The column reordering algorithm can be applied to any arbitrary regular or irregular H matrix and with any desired floorplan. It can also be applied in conjunction with other optimizations in the internal architecture of the nodes or the H matrix design as it does not change the structure of the code. 
V. RESULTS
To illustrate our proposed techniques, we have implemented a parallel decoder for the (2048,1723) RS-based Gallager (6,32)-regular LDPC code using a hard decision message passing algorithm. This code is chosen because it is one of the only two candidate codes proposed for 10GBase-T Ethernet standard [5] . We have used a bottom-up design methodology where broadcasting is used at the node level and column reordering is used for the placement of the nodes at the top level of the physical design. Figure 8 shows the layout of the decoder chip using a 0.18µm CMOS process with a die size of 4. RS-based LDPC decoder implementation has been reported in the literature. As a comparison with other high throughput parallel LDPC decoders, in [7] , a 1024-bit irregular LDPC decoder with 4-bit message passing is described which has a die size of 52.5 mm 2 and operates at 64 MHz and has a throughput of 1 Gbit/sec.
VI. DISCUSSION AND CONCLUSION
Using the broadcasting technique introduced in Section III, we reduced the outgoing messages of check nodes to one common message whereas the variable node outgoing messages are left intact. In fact, we can extend the above broadcasting technique to fullbroadcasting where the variable node outgoing messages are also reduced to one common message for an even greater savings in interconnect wires. It can be shown that employing full-broadcasting requires additional inverse check and inverse variable functions and it also requires extra storage elements. Depending on the choice of check and variable update functions there may be cases where this hardware overhead negates the interconnect advantage. Based on the above argument and due to our choice of variable and check functions, we have implemented the broadcast scheme as explained in Section III in the LDPC decoder presented in this work.

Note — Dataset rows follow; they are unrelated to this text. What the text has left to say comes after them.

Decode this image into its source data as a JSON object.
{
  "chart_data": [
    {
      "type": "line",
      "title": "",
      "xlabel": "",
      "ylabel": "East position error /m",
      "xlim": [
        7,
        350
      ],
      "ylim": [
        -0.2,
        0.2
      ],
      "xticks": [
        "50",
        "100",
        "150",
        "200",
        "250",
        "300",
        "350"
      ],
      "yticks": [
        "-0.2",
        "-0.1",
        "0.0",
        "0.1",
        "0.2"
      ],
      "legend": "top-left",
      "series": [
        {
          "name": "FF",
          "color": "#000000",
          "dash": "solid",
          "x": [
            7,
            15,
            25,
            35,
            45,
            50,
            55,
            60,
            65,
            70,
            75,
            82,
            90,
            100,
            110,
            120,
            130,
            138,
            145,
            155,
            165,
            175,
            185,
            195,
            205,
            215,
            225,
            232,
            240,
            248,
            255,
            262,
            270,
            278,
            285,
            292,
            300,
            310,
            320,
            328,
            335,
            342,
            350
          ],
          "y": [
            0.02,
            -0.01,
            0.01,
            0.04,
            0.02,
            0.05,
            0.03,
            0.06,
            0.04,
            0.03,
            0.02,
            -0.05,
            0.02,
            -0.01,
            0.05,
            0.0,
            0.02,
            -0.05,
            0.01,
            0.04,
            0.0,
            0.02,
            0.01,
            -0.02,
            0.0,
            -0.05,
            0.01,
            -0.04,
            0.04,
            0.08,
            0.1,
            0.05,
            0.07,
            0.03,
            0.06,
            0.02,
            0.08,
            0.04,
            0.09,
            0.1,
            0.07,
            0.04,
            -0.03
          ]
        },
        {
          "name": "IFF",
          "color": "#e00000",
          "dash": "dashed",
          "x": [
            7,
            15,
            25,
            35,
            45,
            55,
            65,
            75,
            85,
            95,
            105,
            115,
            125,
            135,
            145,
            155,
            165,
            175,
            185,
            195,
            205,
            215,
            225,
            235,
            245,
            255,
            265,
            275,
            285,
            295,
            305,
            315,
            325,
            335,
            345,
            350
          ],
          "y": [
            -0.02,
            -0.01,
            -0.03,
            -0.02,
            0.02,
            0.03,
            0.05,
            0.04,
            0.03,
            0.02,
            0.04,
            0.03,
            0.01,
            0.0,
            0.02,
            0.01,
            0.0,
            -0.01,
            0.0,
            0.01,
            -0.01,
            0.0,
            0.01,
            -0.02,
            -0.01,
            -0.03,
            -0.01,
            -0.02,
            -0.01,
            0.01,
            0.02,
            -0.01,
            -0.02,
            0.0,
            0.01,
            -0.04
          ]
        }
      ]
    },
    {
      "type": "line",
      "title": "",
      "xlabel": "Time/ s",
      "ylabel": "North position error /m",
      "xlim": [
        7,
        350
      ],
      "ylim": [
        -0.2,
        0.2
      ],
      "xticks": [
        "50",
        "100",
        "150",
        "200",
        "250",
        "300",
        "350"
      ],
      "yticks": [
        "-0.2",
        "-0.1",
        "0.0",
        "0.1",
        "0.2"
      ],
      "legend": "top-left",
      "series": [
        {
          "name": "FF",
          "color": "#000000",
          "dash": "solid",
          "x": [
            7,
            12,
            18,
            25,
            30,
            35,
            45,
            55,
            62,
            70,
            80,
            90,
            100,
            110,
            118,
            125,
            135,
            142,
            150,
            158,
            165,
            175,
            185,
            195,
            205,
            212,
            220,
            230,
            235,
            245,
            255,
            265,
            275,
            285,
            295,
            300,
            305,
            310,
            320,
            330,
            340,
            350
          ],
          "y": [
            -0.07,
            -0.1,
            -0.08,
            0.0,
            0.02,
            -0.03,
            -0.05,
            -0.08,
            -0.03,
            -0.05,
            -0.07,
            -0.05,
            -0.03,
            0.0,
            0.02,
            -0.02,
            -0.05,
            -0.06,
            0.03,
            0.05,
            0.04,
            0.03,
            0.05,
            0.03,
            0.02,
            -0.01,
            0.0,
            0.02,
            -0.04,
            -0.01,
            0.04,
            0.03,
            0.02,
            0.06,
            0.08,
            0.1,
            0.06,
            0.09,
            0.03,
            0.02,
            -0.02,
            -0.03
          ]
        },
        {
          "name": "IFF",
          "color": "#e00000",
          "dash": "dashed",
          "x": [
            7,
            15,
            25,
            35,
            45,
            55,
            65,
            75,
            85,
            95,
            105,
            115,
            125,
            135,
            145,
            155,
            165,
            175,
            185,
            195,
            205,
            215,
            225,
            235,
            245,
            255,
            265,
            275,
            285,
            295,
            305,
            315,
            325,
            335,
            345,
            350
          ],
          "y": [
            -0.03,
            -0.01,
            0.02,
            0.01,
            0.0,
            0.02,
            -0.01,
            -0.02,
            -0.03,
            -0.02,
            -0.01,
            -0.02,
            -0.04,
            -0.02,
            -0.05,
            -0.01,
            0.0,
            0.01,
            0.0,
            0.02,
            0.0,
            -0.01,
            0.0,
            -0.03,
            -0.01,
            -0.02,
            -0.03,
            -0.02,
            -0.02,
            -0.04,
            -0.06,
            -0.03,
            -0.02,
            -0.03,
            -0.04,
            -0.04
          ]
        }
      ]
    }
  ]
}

Similarly, in the column reordering placement algorithm explained in Section IV, the location of check nodes were fixed while the location of variable nodes were optimized. We have also considered other approaches such as fixing the variable nodes and optimizing the location of check nodes (row reordering). Our experience shows that column reordering results are usually slightly superior to those from row reordering because the number of variable nodes are usually more than check nodes, providing the column reordering with a larger search space, hence better solutions. Still, if for any reason the order of variable nodes has to be kept unchanged, then row ordering can replace column reordering. The second option is to optimize the location of both check and variable nodes simultaneously. We did not choose this approach because it makes the processing time impractical and in fact we do not expect to get any significant improvement compared to our column reordering results.

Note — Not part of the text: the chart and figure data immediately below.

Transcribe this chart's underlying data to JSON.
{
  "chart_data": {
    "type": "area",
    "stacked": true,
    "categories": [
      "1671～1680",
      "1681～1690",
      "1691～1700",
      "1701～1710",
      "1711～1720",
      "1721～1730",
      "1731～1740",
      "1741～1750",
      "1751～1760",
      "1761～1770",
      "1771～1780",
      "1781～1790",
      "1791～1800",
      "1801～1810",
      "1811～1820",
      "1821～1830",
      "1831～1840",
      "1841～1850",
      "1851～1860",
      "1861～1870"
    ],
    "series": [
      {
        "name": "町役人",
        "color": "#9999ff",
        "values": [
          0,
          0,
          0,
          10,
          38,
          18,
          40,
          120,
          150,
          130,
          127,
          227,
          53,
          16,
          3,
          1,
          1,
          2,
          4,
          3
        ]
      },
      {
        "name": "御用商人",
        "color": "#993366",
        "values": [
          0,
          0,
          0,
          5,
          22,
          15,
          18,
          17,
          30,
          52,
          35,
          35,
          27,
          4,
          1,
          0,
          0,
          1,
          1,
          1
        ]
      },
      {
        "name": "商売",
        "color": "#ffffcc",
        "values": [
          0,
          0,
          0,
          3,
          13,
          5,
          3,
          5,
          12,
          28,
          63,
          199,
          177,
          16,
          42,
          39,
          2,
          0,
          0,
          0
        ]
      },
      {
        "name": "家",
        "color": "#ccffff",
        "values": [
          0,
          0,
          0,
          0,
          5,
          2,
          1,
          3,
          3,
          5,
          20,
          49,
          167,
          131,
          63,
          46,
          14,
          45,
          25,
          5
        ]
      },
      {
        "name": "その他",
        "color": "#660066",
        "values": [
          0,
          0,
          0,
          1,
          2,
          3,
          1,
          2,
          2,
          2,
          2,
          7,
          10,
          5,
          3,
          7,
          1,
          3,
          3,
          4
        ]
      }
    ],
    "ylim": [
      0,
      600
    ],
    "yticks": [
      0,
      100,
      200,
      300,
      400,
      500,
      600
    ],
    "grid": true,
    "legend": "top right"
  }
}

The broadcasting architecture and column reordering algorithm proposed in this paper addressed the interconnect problem in the design of parallel high throughput LDPC decoders. The broadcasting technique reduced check-to-variable wires by more than 40% in our 2048-bit example. In addition, the maximum length of top-level wires were reduced by 37% using the column reordering placement algorithm. We implemented a 3.2 Gbit/sec 2048-bit RS-based LDPC decoder in a 0.18µm CMOS process using the above techniques. The performance of this parallel decoder illustrates the effectiveness of our proposed approaches.